Presently, corticosteroid therapy’s indications and methods of use varied. Indeed, it must be for a short duration and for the improvement of the general state in the postpartum period. When used in ante-partum period, it can accelerate foetal pulmonary maturation.
Our rate of lethality seems high: 3 foetal in utero and 3 maternal deaths. The Maghrebian authors (1) reported 7 deaths cases: 1 maternal, 2 foetal in utero and 4 neonatal. The difference of results, could be explained by the quality of the care available to Western and Maghrebian practitioners and especially the delay by our patients in seeking consultation and care in Sub-Saharan Africa. In Saudi Arabia Takrouri et al (12) demonstrated better result with no maternal mortality and minimal foetal loss.

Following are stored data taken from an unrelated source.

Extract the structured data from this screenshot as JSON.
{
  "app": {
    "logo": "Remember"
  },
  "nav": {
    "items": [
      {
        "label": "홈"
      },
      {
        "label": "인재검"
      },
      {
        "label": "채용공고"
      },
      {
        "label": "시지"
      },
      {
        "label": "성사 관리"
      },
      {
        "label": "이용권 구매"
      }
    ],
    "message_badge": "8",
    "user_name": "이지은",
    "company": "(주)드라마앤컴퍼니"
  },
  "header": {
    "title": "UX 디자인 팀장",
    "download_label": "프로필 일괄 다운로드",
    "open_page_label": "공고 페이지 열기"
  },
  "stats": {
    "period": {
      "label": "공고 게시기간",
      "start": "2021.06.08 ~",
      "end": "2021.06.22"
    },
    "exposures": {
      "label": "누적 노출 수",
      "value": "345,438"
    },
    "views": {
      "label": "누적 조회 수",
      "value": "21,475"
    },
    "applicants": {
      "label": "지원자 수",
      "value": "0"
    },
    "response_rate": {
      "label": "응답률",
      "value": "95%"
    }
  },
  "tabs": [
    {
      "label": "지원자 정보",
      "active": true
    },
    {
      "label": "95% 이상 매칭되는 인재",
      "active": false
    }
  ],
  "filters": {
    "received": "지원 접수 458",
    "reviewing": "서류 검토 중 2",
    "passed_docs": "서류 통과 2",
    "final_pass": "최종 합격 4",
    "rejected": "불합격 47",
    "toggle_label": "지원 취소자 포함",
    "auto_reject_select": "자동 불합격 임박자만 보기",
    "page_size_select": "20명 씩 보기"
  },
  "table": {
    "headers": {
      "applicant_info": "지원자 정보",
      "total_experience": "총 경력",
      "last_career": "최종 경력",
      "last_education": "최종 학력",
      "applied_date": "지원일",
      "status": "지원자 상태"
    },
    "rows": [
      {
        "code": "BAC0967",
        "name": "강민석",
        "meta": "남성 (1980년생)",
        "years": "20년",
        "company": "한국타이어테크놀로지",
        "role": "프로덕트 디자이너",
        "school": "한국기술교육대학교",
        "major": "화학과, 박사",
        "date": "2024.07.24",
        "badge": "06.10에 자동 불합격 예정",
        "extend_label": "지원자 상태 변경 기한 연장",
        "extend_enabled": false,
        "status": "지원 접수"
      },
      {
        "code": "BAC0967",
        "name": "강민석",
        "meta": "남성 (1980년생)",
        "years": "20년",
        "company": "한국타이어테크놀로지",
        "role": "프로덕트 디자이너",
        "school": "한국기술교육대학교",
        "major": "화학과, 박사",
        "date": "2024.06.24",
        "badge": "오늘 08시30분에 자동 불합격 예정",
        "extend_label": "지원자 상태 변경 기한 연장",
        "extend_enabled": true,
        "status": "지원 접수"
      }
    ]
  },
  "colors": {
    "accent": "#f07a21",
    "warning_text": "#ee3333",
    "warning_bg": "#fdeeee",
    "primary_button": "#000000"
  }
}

HELLP Syndrome remains a serious complication of pregnancy. It may be associated with the patients with pre-eclampsia; but it can also be present among pregnant women with normal blood pressure, presenting with nausea and vomiting and epigastric pains occur during second half of the pregnancy. The lack of specificity of its symptomatology can lead to diagnostic errors. Its association with serious malaria darkens the maternal prospects in endemic areas, because of the noxious synergistic effects of the two affections on the same vital functions. The traditional triad always represents a grave condition, which imposes on care-giver to adopt early multidisciplinary management in obstetrical and neonatal resuscitation units.
The decrease in mortality related to HELLP Syndrome in Mali would require:
A training of practitioners on maternal emergencies management
An optimal exploitation of existing networks activities, like PMM (Prevention of Maternal Mortality in Africa)
A systematic prospect, at the first antenatal consultation, of risks and suspicious factors of pre-eclampsia and by the same opportunity the precision of the monitoring methods
A prospect of alarm signs and their adequate treatment at the third trimester consultation, in any establishment, where a delivery is envisaged.